According to www.massagetherapy.com “Massage is one of the oldest healing arts: Chinese records dating back 3,000 years document its use; the ancient Hindus, Persians and Egyptians applied forms of massage for many ailments; and Hippocrates wrote papers recommending the use of rubbing and friction for joint and circulatory problems. Today, the benefits of massage are varied and far-reaching. As an accepted part of many physical rehabilitation programs, massage therapy has also proven beneficial for many chronic conditions, including low back pain, arthritis, bursitis, fatigue, high blood pressure, diabetes, immunity suppression, infertility, smoking cessation, depression, and more. And, as many millions will attest, massage also helps relieve the stress and tension of everyday living that can lead to disease and illness.”
Massage therapy is a therapeutically successful hands-on treatment that treats your muscles, ligaments, tendons, nerves and blood vessels to reduce pain, relieve stress and improve muscle and joint flexibility.
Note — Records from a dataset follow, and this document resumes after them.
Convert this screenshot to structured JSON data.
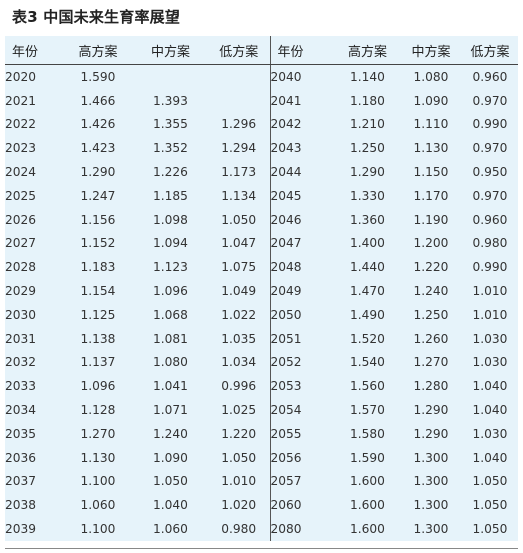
{
  "title": "表3 中国未来生育率展望",
  "headers": [
    "年份",
    "高方案",
    "中方案",
    "低方案",
    "年份",
    "高方案",
    "中方案",
    "低方案"
  ],
  "rows": [
    [
      "2020",
      "1.590",
      "",
      "",
      "2040",
      "1.140",
      "1.080",
      "0.960"
    ],
    [
      "2021",
      "1.466",
      "1.393",
      "",
      "2041",
      "1.180",
      "1.090",
      "0.970"
    ],
    [
      "2022",
      "1.426",
      "1.355",
      "1.296",
      "2042",
      "1.210",
      "1.110",
      "0.990"
    ],
    [
      "2023",
      "1.423",
      "1.352",
      "1.294",
      "2043",
      "1.250",
      "1.130",
      "0.970"
    ],
    [
      "2024",
      "1.290",
      "1.226",
      "1.173",
      "2044",
      "1.290",
      "1.150",
      "0.950"
    ],
    [
      "2025",
      "1.247",
      "1.185",
      "1.134",
      "2045",
      "1.330",
      "1.170",
      "0.970"
    ],
    [
      "2026",
      "1.156",
      "1.098",
      "1.050",
      "2046",
      "1.360",
      "1.190",
      "0.960"
    ],
    [
      "2027",
      "1.152",
      "1.094",
      "1.047",
      "2047",
      "1.400",
      "1.200",
      "0.980"
    ],
    [
      "2028",
      "1.183",
      "1.123",
      "1.075",
      "2048",
      "1.440",
      "1.220",
      "0.990"
    ],
    [
      "2029",
      "1.154",
      "1.096",
      "1.049",
      "2049",
      "1.470",
      "1.240",
      "1.010"
    ],
    [
      "2030",
      "1.125",
      "1.068",
      "1.022",
      "2050",
      "1.490",
      "1.250",
      "1.010"
    ],
    [
      "2031",
      "1.138",
      "1.081",
      "1.035",
      "2051",
      "1.520",
      "1.260",
      "1.030"
    ],
    [
      "2032",
      "1.137",
      "1.080",
      "1.034",
      "2052",
      "1.540",
      "1.270",
      "1.030"
    ],
    [
      "2033",
      "1.096",
      "1.041",
      "0.996",
      "2053",
      "1.560",
      "1.280",
      "1.040"
    ],
    [
      "2034",
      "1.128",
      "1.071",
      "1.025",
      "2054",
      "1.570",
      "1.290",
      "1.040"
    ],
    [
      "2035",
      "1.270",
      "1.240",
      "1.220",
      "2055",
      "1.580",
      "1.290",
      "1.030"
    ],
    [
      "2036",
      "1.130",
      "1.090",
      "1.050",
      "2056",
      "1.590",
      "1.300",
      "1.040"
    ],
    [
      "2037",
      "1.100",
      "1.050",
      "1.010",
      "2057",
      "1.600",
      "1.300",
      "1.050"
    ],
    [
      "2038",
      "1.060",
      "1.040",
      "1.020",
      "2060",
      "1.600",
      "1.300",
      "1.050"
    ],
    [
      "2039",
      "1.100",
      "1.060",
      "0.980",
      "2080",
      "1.600",
      "1.300",
      "1.050"
    ]
  ]
}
Massage for fibromyalgia may use other therapies like hot packs to increase blood flow and to relax muscles and tender points caused by Fibromyalgia. There are a many different techniques to massage. Most involve some type of stroking technique. Benefits of massage for fibromyalgia include:
• increased blood circulation to the muscles, allowing for faster muscle repair
• increased flexibility
• increased range of motion
• decreased stress and depression
• reduced pain
• reduced stiffness
• improved sleep patterns
Massage therapy is actually one of the most beneficial treatments for fibromyalgia pain and fatigue. In fact, in a survey completed by fibromyalgia sufferers, massage therapy was rated the best fibromyalgia treatment option by an overwhelming margin. When Googled™, several studies report fibromyalgia sufferers improving pain symptoms with as little as ten massage sessions. They also reported other improvements such as a significant decrease in their sleep difficulties.
Some have estimated that perhaps 90% of disease is due to stress. If this is true, Fibromyalgia must surely be included! Massage for Fibromyalgia is clearly a wonderful way to reduce stress and its related symptoms and problems.
So, should you get a massage for fibromyalgia? Yes, and do not stop at just one. Again quoting from www.massagetherapy.com:
“Getting a massage can do you a world of good. And getting massage frequently can do even more. This is the beauty of bodywork. Taking part in this form of regularly scheduled self-care can play a huge part in how healthy you’ll be and how youthful you’ll remain with each passing year. Budgeting time and money for bodywork at consistent intervals is truly an investment in your health. And remember: just because massage feels like a pampering treat doesn’t mean it is any less therapeutic. Consider massage appointments a necessary piece of your health and wellness plan, and work with your practitioner to establish a treatment schedule that best meets your needs.”